Chapter 8 – I Used Gel Skins Before They Were Cool

At the dawn of the new millennium — that is, February of 2001 — I took a four-month sabbatical from acting to study new media at The Canadian Film Centre. “New media” was what they called Web 2.0 before there was a Web 2.0, and Web 2.0 was what they called it before whatever it’s called now.

Why is any of this important? Only because I spent four intensive months in the company of other geeks, and for the first time didn’t have to keep my mobile phone lust in check. Add to this Fido‘s blanket 14-day no-questions-asked return policy on handsets. The result? I could justify burning through any number of Fido-branded phones in the name of “scholarly research”. And that’s exactly what I did.

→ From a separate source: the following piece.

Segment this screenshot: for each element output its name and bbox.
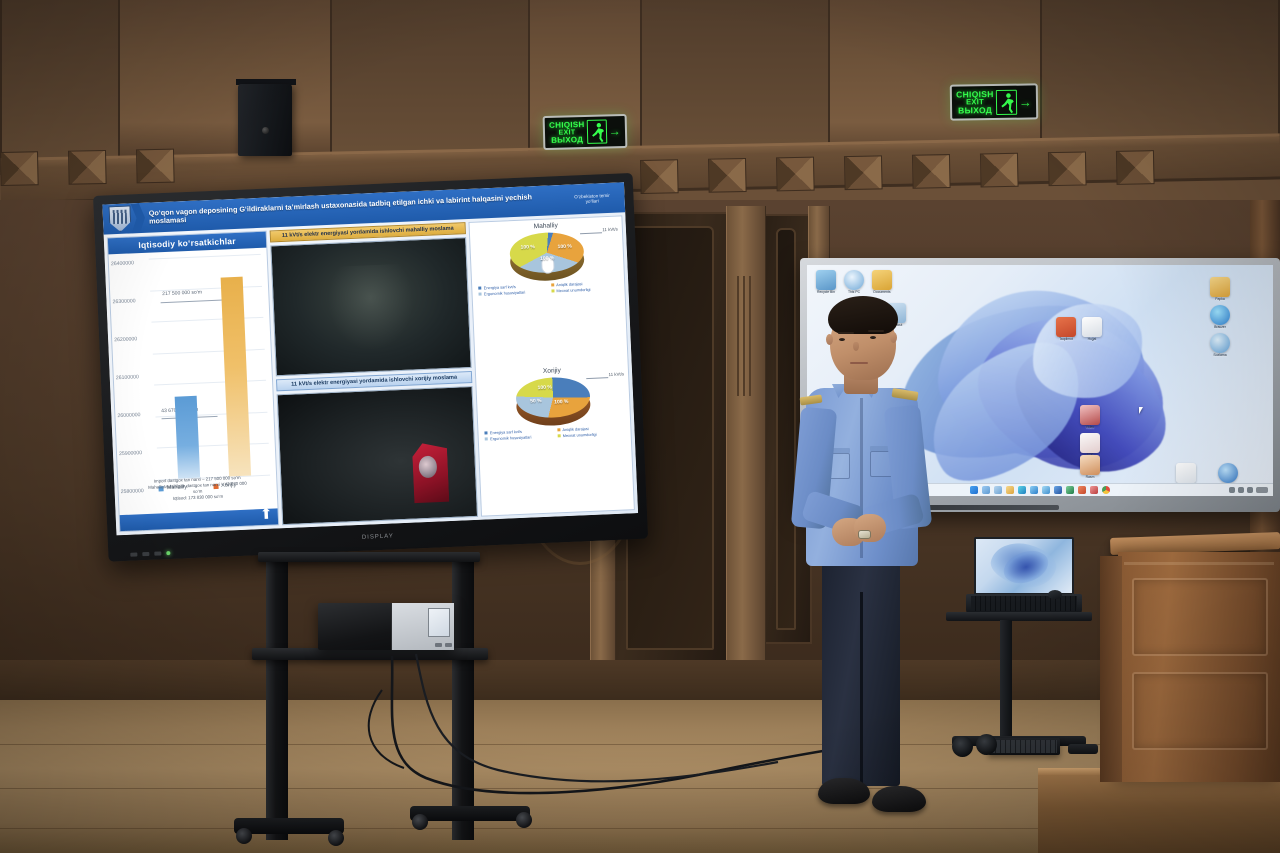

First up was Motorola’s V2282. Two things drew me to it: (1) changeable plastic skins for customization not unlike my Nokia 5190, and (2) a built-in FM radio. Unfortunately, no amount of colourful plastic could hide the fact that this was one butt-ugly Moto. Truth be told, the cheap skins actually made the phone look more tawdry than without. And the FM radio, groundbreaking as it was for the time, didn’t end up being such a killer feature after all. Making a wired headset do double duty as an antenna was clever enough, but the bulk of the commuting I did in those days was underground on the Toronto Subway system — where there was no reception of any kind to be had. There still isn’t. We’re kind of backwards that way.

I don’t think this Moto lasted a week before I sent it back. Apparently it had a web browser, but I never used it. The mobile Internet would have to wait for my next handset.